8. Hukuk Dairesi 2018/14114 E. , 2021/1541 K.
"İçtihat Metni"MAHKEMESİ :Asliye Hukuk Mahkemesi
DAVA TÜRÜ : Ecrimisil
Taraflar arasında görülen ve yukarıda açıklanan davada yapılan yargılama sonunda Mahkemece, davanın kısmen kabulüne ve kısmen reddine karar verilmiş olup hükmün davacı vekili tarafından temyiz edilmesi üzerine, Dairece dosya incelendi, gereği düşünüldü.
K A R A R
Davacı, 379 ada 13, 18 ve 19 parsel sayılı taşınmazlarda 1/2 paydaş iken 19.04.2012 tarihinden itibaren payının 3/4 olduğunu, anılan taşınmazlara davalıların haksız yere müdahale ederek kullanmaları sebebi ile açmış olduğu elatmanın önlenmesi ve ecrimisil davasının Eşme Asliye Hukuk Mahkemesinin 2011/144 Esas sayılı dosyasından kabul edildiğini ve elatmanın önlenmesinin yanısıra 18.09.2010 - 11.03.2011 tarihleri arası için taleple bağlı kalınarak 18.000 TL ecrimisile hükmedildiğini, ancak davalıların halen müdahalesinin devam ettiğini ileri sürerek, 01.03.2012 tarihinden, 01.09.2012 tarihine kadar mahrum kaldığı 28.580 TL"nin dava tarihinden itibaren işleyecek yasal faizi ile dava tarihine kadar ana paraya işlemiş olan 1.700 TL faizin davalılardan tahsiline karar verilmesini istemiştir.

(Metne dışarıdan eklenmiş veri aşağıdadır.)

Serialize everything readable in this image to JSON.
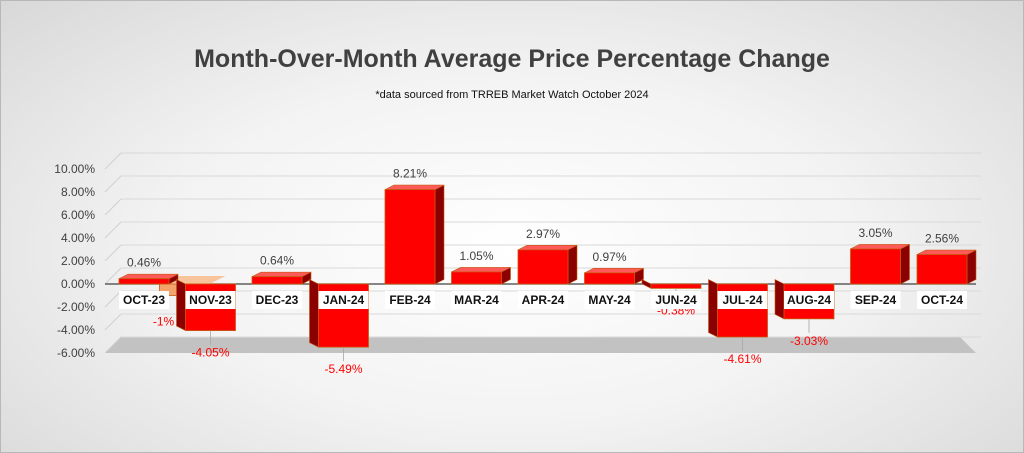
{
  "chart_data": {
    "type": "bar",
    "title": "Month-Over-Month Average Price Percentage Change",
    "subtitle": "*data sourced from TRREB Market Watch October 2024",
    "categories": [
      "OCT-23",
      "NOV-23",
      "DEC-23",
      "JAN-24",
      "FEB-24",
      "MAR-24",
      "APR-24",
      "MAY-24",
      "JUN-24",
      "JUL-24",
      "AUG-24",
      "SEP-24",
      "OCT-24"
    ],
    "values": [
      0.46,
      -4.05,
      0.64,
      -5.49,
      8.21,
      1.05,
      2.97,
      0.97,
      -0.38,
      -4.61,
      -3.03,
      3.05,
      2.56
    ],
    "value_labels": [
      "0.46%",
      "-4.05%",
      "0.64%",
      "-5.49%",
      "8.21%",
      "1.05%",
      "2.97%",
      "0.97%",
      "-0.38%",
      "-4.61%",
      "-3.03%",
      "3.05%",
      "2.56%"
    ],
    "annotations": [
      {
        "category": "NOV-23",
        "value": -1,
        "label": "-1%"
      }
    ],
    "yticks": [
      "10.00%",
      "8.00%",
      "6.00%",
      "4.00%",
      "2.00%",
      "0.00%",
      "-2.00%",
      "-4.00%",
      "-6.00%"
    ],
    "ytick_values": [
      10,
      8,
      6,
      4,
      2,
      0,
      -2,
      -4,
      -6
    ],
    "ylim": [
      -6,
      10
    ],
    "xlabel": "",
    "ylabel": "",
    "legend": "none",
    "grid": true,
    "colors": {
      "bar": "#ff0000",
      "bar_dark": "#8b0000",
      "bar_edge": "#c55a11",
      "annotation_bar": "#f4a46a",
      "positive_label": "#404040",
      "negative_label": "#ff0000"
    }
  }
}
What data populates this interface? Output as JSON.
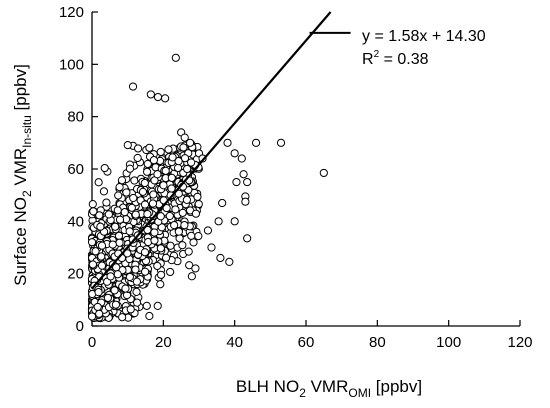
{
  "chart_data": {
    "type": "scatter",
    "title": "",
    "xlabel": {
      "prefix": "BLH NO",
      "prefix_sub": "2",
      "middle": " VMR",
      "sub": "OMI",
      "suffix": " [ppbv]"
    },
    "ylabel": {
      "prefix": "Surface NO",
      "prefix_sub": "2",
      "middle": " VMR",
      "sub": "In-situ",
      "suffix": " [ppbv]"
    },
    "xlim": [
      0,
      120
    ],
    "ylim": [
      0,
      120
    ],
    "x_ticks": [
      "0",
      "20",
      "40",
      "60",
      "80",
      "100",
      "120"
    ],
    "y_ticks": [
      "0",
      "20",
      "40",
      "60",
      "80",
      "100",
      "120"
    ],
    "grid": false,
    "regression": {
      "slope": 1.58,
      "intercept": 14.3,
      "equation_text": "y = 1.58x + 14.30",
      "r2_prefix": "R",
      "r2_sup": "2",
      "r2_suffix": " = 0.38"
    },
    "outliers": [
      [
        23.5,
        102.5
      ],
      [
        11.5,
        91.5
      ],
      [
        16.5,
        88.5
      ],
      [
        18.5,
        87.5
      ],
      [
        20.5,
        87
      ],
      [
        25,
        74
      ],
      [
        26,
        72
      ],
      [
        27.5,
        70
      ],
      [
        30,
        66
      ],
      [
        31,
        64
      ],
      [
        38,
        70
      ],
      [
        40,
        66
      ],
      [
        42,
        64
      ],
      [
        46,
        70
      ],
      [
        53,
        70
      ],
      [
        65,
        58.5
      ],
      [
        42.5,
        58
      ],
      [
        43.5,
        55
      ],
      [
        40.5,
        55
      ],
      [
        36.5,
        47
      ],
      [
        43,
        49.5
      ],
      [
        43,
        47.5
      ],
      [
        35.5,
        40
      ],
      [
        40,
        40
      ],
      [
        32.5,
        36.5
      ],
      [
        36,
        26
      ],
      [
        38.5,
        24.5
      ],
      [
        43.5,
        33.5
      ],
      [
        33.5,
        30
      ],
      [
        29,
        22
      ],
      [
        28,
        19
      ]
    ],
    "cloud": {
      "count": 1300,
      "seed": 12345,
      "x_range": [
        0,
        30
      ],
      "y_floor": 3,
      "y_ceiling": 70,
      "noise_sd": 13
    }
  }
}
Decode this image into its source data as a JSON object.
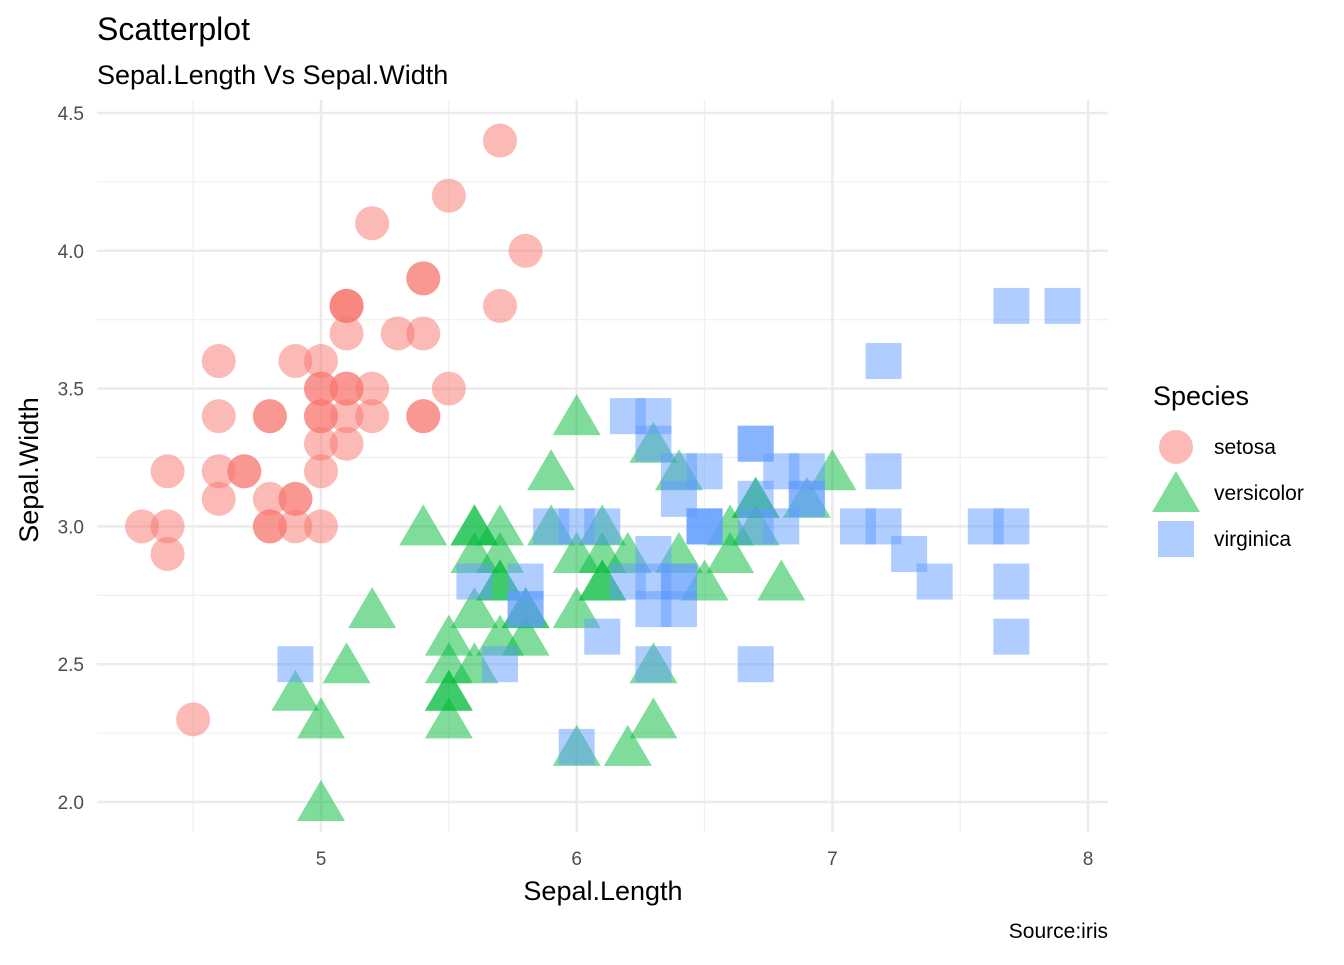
{
  "chart_data": {
    "type": "scatter",
    "title": "Scatterplot",
    "subtitle": "Sepal.Length Vs Sepal.Width",
    "xlabel": "Sepal.Length",
    "ylabel": "Sepal.Width",
    "caption": "Source:iris",
    "xlim": [
      4.2,
      8.1
    ],
    "ylim": [
      1.9,
      4.55
    ],
    "xticks": [
      5,
      6,
      7,
      8
    ],
    "yticks": [
      2.0,
      2.5,
      3.0,
      3.5,
      4.0,
      4.5
    ],
    "ytick_labels": [
      "2.0",
      "2.5",
      "3.0",
      "3.5",
      "4.0",
      "4.5"
    ],
    "grid": true,
    "legend": {
      "title": "Species",
      "position": "right"
    },
    "series": [
      {
        "name": "setosa",
        "shape": "circle",
        "color": "#F8766D",
        "x": [
          5.1,
          4.9,
          4.7,
          4.6,
          5.0,
          5.4,
          4.6,
          5.0,
          4.4,
          4.9,
          5.4,
          4.8,
          4.8,
          4.3,
          5.8,
          5.7,
          5.4,
          5.1,
          5.7,
          5.1,
          5.4,
          5.1,
          4.6,
          5.1,
          4.8,
          5.0,
          5.0,
          5.2,
          5.2,
          4.7,
          4.8,
          5.4,
          5.2,
          5.5,
          4.9,
          5.0,
          5.5,
          4.9,
          4.4,
          5.1,
          5.0,
          4.5,
          4.4,
          5.0,
          5.1,
          4.8,
          5.1,
          4.6,
          5.3,
          5.0
        ],
        "y": [
          3.5,
          3.0,
          3.2,
          3.1,
          3.6,
          3.9,
          3.4,
          3.4,
          2.9,
          3.1,
          3.7,
          3.4,
          3.0,
          3.0,
          4.0,
          4.4,
          3.9,
          3.5,
          3.8,
          3.8,
          3.4,
          3.7,
          3.6,
          3.3,
          3.4,
          3.0,
          3.4,
          3.5,
          3.4,
          3.2,
          3.1,
          3.4,
          4.1,
          4.2,
          3.1,
          3.2,
          3.5,
          3.6,
          3.0,
          3.4,
          3.5,
          2.3,
          3.2,
          3.5,
          3.8,
          3.0,
          3.8,
          3.2,
          3.7,
          3.3
        ]
      },
      {
        "name": "versicolor",
        "shape": "triangle",
        "color": "#00BA38",
        "x": [
          7.0,
          6.4,
          6.9,
          5.5,
          6.5,
          5.7,
          6.3,
          4.9,
          6.6,
          5.2,
          5.0,
          5.9,
          6.0,
          6.1,
          5.6,
          6.7,
          5.6,
          5.8,
          6.2,
          5.6,
          5.9,
          6.1,
          6.3,
          6.1,
          6.4,
          6.6,
          6.8,
          6.7,
          6.0,
          5.7,
          5.5,
          5.5,
          5.8,
          6.0,
          5.4,
          6.0,
          6.7,
          6.3,
          5.6,
          5.5,
          5.5,
          6.1,
          5.8,
          5.0,
          5.6,
          5.7,
          5.7,
          6.2,
          5.1,
          5.7
        ],
        "y": [
          3.2,
          3.2,
          3.1,
          2.3,
          2.8,
          2.8,
          3.3,
          2.4,
          2.9,
          2.7,
          2.0,
          3.0,
          2.2,
          2.9,
          2.9,
          3.1,
          3.0,
          2.7,
          2.2,
          2.5,
          3.2,
          2.8,
          2.5,
          2.8,
          2.9,
          3.0,
          2.8,
          3.0,
          2.9,
          2.6,
          2.4,
          2.4,
          2.7,
          2.7,
          3.0,
          3.4,
          3.1,
          2.3,
          3.0,
          2.5,
          2.6,
          3.0,
          2.6,
          2.3,
          2.7,
          3.0,
          2.9,
          2.9,
          2.5,
          2.8
        ]
      },
      {
        "name": "virginica",
        "shape": "square",
        "color": "#619CFF",
        "x": [
          6.3,
          5.8,
          7.1,
          6.3,
          6.5,
          7.6,
          4.9,
          7.3,
          6.7,
          7.2,
          6.5,
          6.4,
          6.8,
          5.7,
          5.8,
          6.4,
          6.5,
          7.7,
          7.7,
          6.0,
          6.9,
          5.6,
          7.7,
          6.3,
          6.7,
          7.2,
          6.2,
          6.1,
          6.4,
          7.2,
          7.4,
          7.9,
          6.4,
          6.3,
          6.1,
          7.7,
          6.3,
          6.4,
          6.0,
          6.9,
          6.7,
          6.9,
          5.8,
          6.8,
          6.7,
          6.7,
          6.3,
          6.5,
          6.2,
          5.9
        ],
        "y": [
          3.3,
          2.7,
          3.0,
          2.9,
          3.0,
          3.0,
          2.5,
          2.9,
          2.5,
          3.6,
          3.2,
          2.7,
          3.0,
          2.5,
          2.8,
          3.2,
          3.0,
          3.8,
          2.6,
          2.2,
          3.2,
          2.8,
          2.8,
          2.7,
          3.3,
          3.2,
          2.8,
          3.0,
          2.8,
          3.0,
          2.8,
          3.8,
          2.8,
          2.8,
          2.6,
          3.0,
          3.4,
          3.1,
          3.0,
          3.1,
          3.1,
          3.1,
          2.7,
          3.2,
          3.3,
          3.0,
          2.5,
          3.0,
          3.4,
          3.0
        ]
      }
    ]
  }
}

Davalı firma, davanın haksız olduğunu, davacının dayandığı dava dosyasının karara çıkmasından sonra aralarında anlaşarak protokol yaptıkları için söz konusu kararın temyiz edilmediğini, protokol gereğince edimlerini yerine getirdiğini, ancak davacının taşınmazın kendilerine kiraya verilmesi yönündeki edimini yerine getirmeyerek kötü niyetli olarak eldeki davayı açtığını belirterek davanın reddini savunmuş, aşamalarda da dava konusu parsellerden 18 nolu parseli kullanmadığını bildirmiştir.
Davalı ... (duruşmada), davanın reddini savunmuştur.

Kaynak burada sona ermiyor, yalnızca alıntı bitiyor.